Despite the Kazakh government’s enthusiasm about bringing Chinese investment to the country, there is significant anti-Chinese sentiment among many Kazakhs who have seen no real benefits from the relationship and fear Chinese labour and environmental standards. Kazakhstan’s significant infrastructure investment has yet to translate into tangible benefits for the population, especially after the raw materials-based economy was badly hit by the latest slump in global commodity prices.

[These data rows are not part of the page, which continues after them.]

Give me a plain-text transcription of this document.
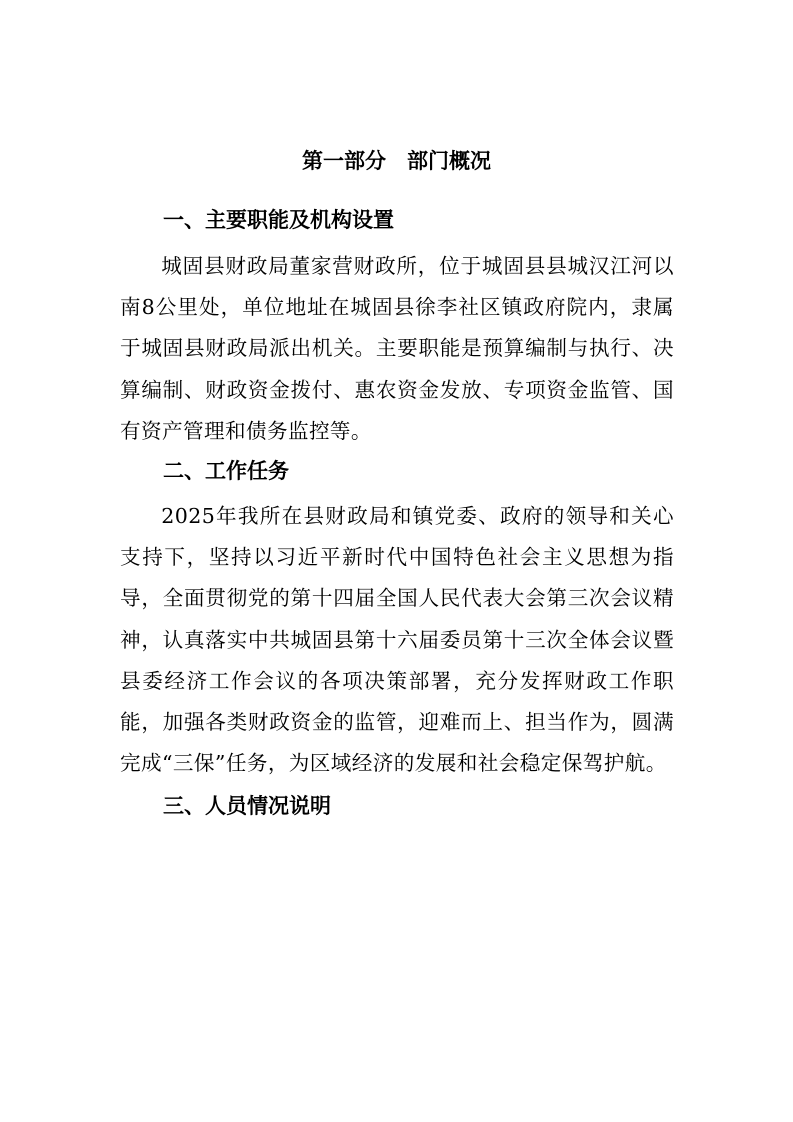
第一部分　部门概况
一、主要职能及机构设置
城固县财政局董家营财政所，位于城固县县城汉江河以南8公里处，单位地址在城固县徐李社区镇政府院内，隶属于城固县财政局派出机关。主要职能是预算编制与执行、决算编制、财政资金拨付、惠农资金发放、专项资金监管、国有资产管理和债务监控等。
二、工作任务
2025年我所在县财政局和镇党委、政府的领导和关心支持下，坚持以习近平新时代中国特色社会主义思想为指导，全面贯彻党的第十四届全国人民代表大会第三次会议精神，认真落实中共城固县第十六届委员第十三次全体会议暨县委经济工作会议的各项决策部署，充分发挥财政工作职能，加强各类财政资金的监管，迎难而上、担当作为，圆满完成“三保”任务，为区域经济的发展和社会稳定保驾护航。
三、人员情况说明
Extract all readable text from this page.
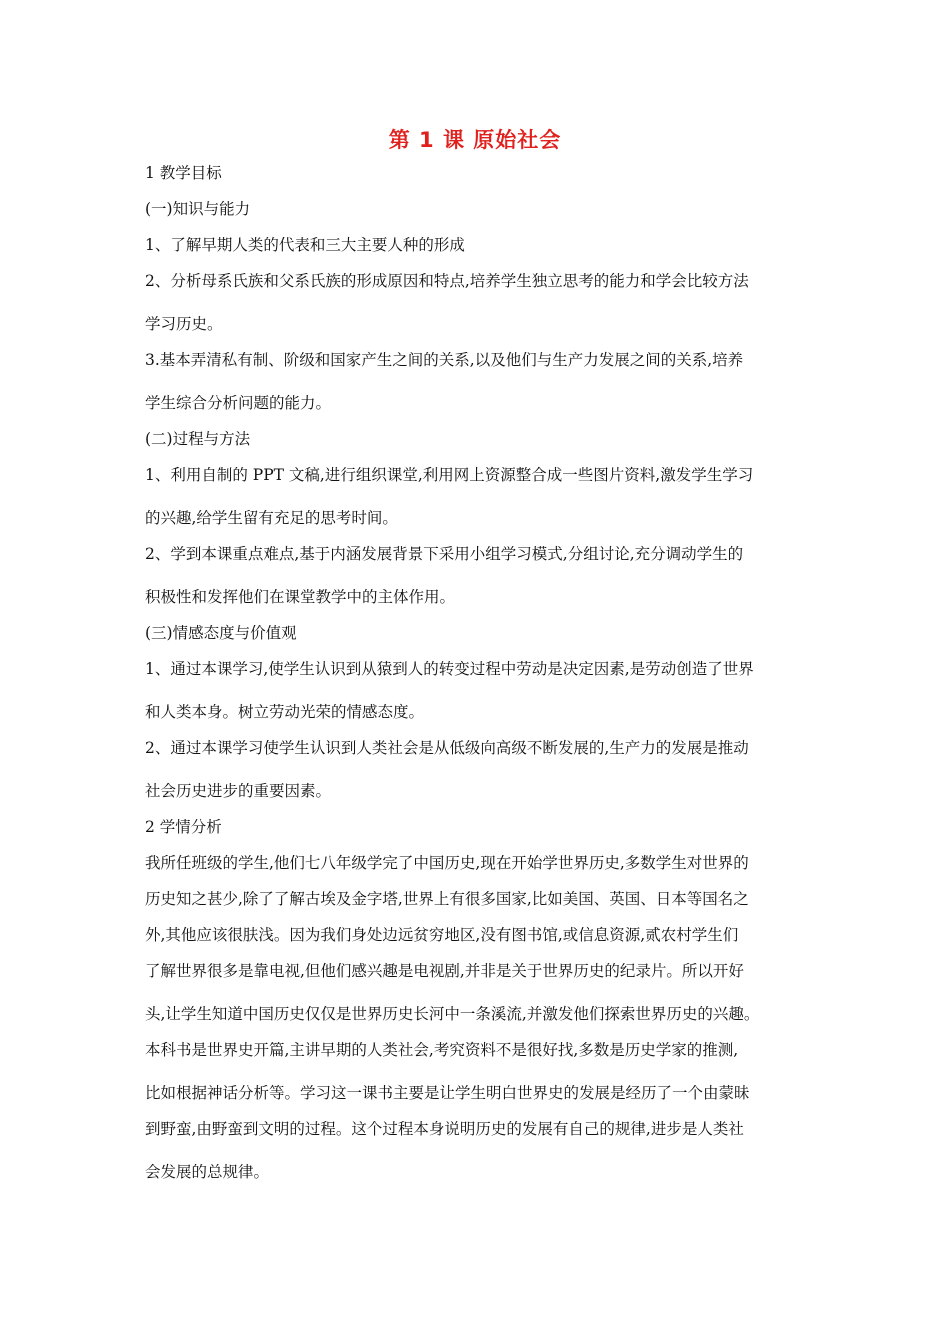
第 1 课 原始社会
1 教学目标
(一)知识与能力
1、了解早期人类的代表和三大主要人种的形成
2、分析母系氏族和父系氏族的形成原因和特点,培养学生独立思考的能力和学会比较方法
学习历史。
3.基本弄清私有制、阶级和国家产生之间的关系,以及他们与生产力发展之间的关系,培养
学生综合分析问题的能力。
(二)过程与方法
1、利用自制的 PPT 文稿,进行组织课堂,利用网上资源整合成一些图片资料,激发学生学习
的兴趣,给学生留有充足的思考时间。
2、学到本课重点难点,基于内涵发展背景下采用小组学习模式,分组讨论,充分调动学生的
积极性和发挥他们在课堂教学中的主体作用。
(三)情感态度与价值观
1、通过本课学习,使学生认识到从猿到人的转变过程中劳动是决定因素,是劳动创造了世界
和人类本身。树立劳动光荣的情感态度。
2、通过本课学习使学生认识到人类社会是从低级向高级不断发展的,生产力的发展是推动
社会历史进步的重要因素。
2 学情分析
我所任班级的学生,他们七八年级学完了中国历史,现在开始学世界历史,多数学生对世界的
历史知之甚少,除了了解古埃及金字塔,世界上有很多国家,比如美国、英国、日本等国名之
外,其他应该很肤浅。因为我们身处边远贫穷地区,没有图书馆,或信息资源,贰农村学生们
了解世界很多是靠电视,但他们感兴趣是电视剧,并非是关于世界历史的纪录片。所以开好
头,让学生知道中国历史仅仅是世界历史长河中一条溪流,并激发他们探索世界历史的兴趣。
本科书是世界史开篇,主讲早期的人类社会,考究资料不是很好找,多数是历史学家的推测,
比如根据神话分析等。学习这一课书主要是让学生明白世界史的发展是经历了一个由蒙昧
到野蛮,由野蛮到文明的过程。这个过程本身说明历史的发展有自己的规律,进步是人类社
会发展的总规律。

In 2016, Kazakhstan was engulfed by a wave of protests against proposed land reforms, which the population feared would encourage Chinese expansion into the country. As a face-saving gesture, president Nursultan Nazarbayev postponed the reforms, which would permit foreigners to lease farmland for 25 years – up from the current 10.

“The protests against the land reforms were caused by the population’s concerns over potential government corruption in distributing farmland,” says Mr Kapparov. He adds that agriculture, namely animal breeding, generates great interest from Chinese investors – reflecting China’s rising consumption of protein, and beef in particular.

The Kazakh government hopes BRI projects will bring production facilities to the country that will become part of Chinese companies’ global production chains. But so far there is no evidence that this will happen, according to Luca Anceschi, lecturer in central Asian studies at the University of Glasgow. “The government, insisting with its rhetoric of presenting Kazakhstan as a bridge between East and West, has merely reduced Kazakh territory to a conduit for goods produced elsewhere and bound for other markets,” he says.